Construction has varied across different sectors in the latest data collected from Infometrics, especially residential.
The volume of total building work put in place was unchanged in the March 2025 quarter from December 2024, following six consecutive quarterly declines. Lower non-residential activity (down 3.9 percent) was offset by a 2.6 percent rise in residential activity (all figures seasonally adjusted).
Total building activity in the March quarter was 12 percent lower than a year earlier, declining for the seventh consecutive quarter in real terms. The annual decline was smaller than the 16 percent fall in the previous quarter, but it is still the second largest drop since September 2011 (excluding the lockdown-affected June 2020 quarter).
Residential activity rose from the previous quarter for the first time in over two years, but despite the 2.6 percent lift, work put in place volumes in the March quarter were 25 percent below the peak in September 2023 (seasonally adjusted). The annual decline in residential activity narrowed to 12 percent pa, the smallest annual fall since March 2024.
Non-residential activity declines accelerated as expected, as this build type tends to lag the economic cycle. The annual decline of 12 percent pa was the largest since December 2011 (excluding the June 2020 quarter). Annual growth in non-residential activity has been negative for a full year, for the first time since 2020.
Residential construction activity was stronger than expected in the March quarter, with activity 2.2 percent above our forecast. It was positive to see the first quarterly rise in residential activity since September 2022. Part of the overperformance in March could be due to timing, with a 3.2 percent downward revision to new dwelling activity in December 2024 pushing more work into the March quarter.
New dwelling activity was weaker than expected, 1.3 percent below forecast, recording the lowest quarterly value of activity in four years. Residential additions and alterations (A&A) work continued to moderate, but was the main driver of the overperformance, NZD 150m higher than expected. Quarterly residential A&A work was at its lowest in two years, but it remained a larger proportion (14 percent) of total residential activity than during the new construction boom in 2022 (12 percent).
Non-residential activity also overperformed, with activity 5.9 percent above forecast. Overperformance was driven largely by social building (NZD 150m higher than expected), and factories and education building were also NZD 42m and NZD 37m higher than expected respectively. In contrast, storage buildings were NZD 94m lower than expected.

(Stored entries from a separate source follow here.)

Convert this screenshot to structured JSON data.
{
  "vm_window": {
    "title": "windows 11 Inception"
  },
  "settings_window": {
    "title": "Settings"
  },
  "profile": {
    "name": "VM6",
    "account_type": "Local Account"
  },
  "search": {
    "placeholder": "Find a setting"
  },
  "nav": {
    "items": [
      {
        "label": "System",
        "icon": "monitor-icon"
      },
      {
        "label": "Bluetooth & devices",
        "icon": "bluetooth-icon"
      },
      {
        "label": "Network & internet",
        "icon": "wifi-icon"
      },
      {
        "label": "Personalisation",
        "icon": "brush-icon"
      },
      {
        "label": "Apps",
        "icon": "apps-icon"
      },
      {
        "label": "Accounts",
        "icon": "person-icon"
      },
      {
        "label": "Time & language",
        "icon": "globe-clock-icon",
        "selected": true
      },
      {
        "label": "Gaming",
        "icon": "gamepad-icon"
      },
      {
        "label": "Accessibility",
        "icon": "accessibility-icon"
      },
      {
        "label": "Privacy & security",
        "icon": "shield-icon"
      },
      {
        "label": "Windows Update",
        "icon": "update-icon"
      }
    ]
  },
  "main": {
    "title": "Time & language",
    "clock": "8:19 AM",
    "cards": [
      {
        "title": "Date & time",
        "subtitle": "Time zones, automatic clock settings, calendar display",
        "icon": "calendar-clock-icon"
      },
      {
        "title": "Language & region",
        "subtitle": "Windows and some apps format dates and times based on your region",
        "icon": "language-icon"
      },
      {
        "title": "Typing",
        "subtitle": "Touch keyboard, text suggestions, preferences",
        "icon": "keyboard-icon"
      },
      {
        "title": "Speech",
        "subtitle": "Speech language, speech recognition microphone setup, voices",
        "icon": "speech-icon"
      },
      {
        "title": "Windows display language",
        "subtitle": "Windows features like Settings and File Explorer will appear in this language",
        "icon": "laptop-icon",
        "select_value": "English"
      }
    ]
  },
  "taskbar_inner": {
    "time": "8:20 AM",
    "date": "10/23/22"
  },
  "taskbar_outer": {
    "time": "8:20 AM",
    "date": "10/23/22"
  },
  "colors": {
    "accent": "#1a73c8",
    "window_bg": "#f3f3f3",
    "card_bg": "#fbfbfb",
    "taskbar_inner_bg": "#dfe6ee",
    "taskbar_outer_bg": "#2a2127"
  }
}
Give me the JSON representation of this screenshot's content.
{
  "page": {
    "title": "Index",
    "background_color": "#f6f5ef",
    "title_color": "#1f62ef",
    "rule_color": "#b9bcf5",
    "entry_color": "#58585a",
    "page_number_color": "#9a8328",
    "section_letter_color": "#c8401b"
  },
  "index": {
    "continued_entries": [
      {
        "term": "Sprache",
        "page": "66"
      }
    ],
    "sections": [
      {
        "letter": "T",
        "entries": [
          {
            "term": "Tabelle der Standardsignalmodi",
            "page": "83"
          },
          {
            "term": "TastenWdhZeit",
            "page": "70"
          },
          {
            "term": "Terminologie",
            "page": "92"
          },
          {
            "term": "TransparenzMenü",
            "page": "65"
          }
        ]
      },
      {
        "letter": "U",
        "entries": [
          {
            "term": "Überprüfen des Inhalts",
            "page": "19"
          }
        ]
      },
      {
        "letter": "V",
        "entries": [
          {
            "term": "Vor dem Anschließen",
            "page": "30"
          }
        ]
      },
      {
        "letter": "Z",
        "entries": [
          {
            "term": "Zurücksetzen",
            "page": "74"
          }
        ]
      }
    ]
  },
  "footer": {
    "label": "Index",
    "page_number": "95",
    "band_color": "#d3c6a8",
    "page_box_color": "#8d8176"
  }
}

All broad regions saw an annual decline in residential activity, led by Wellington (-31 percent pa). Non-residential weakness was widespread but uneven, with annual declines occurring across the broad regions except for Canterbury (up 6.1 percent pa). There was less than NZD 1.0b of non-residential activity in Auckland (down 22 percent pa) for the first time since the March 2022 quarter. The second-largest decline was in the South Island (excluding Canterbury), which was down 9.5 percent pa. Waikato (-4.4 percent pa), Wellington (-2.7 percent pa), and the Rest of the North Island (-1.0 percent pa) saw more muted declines.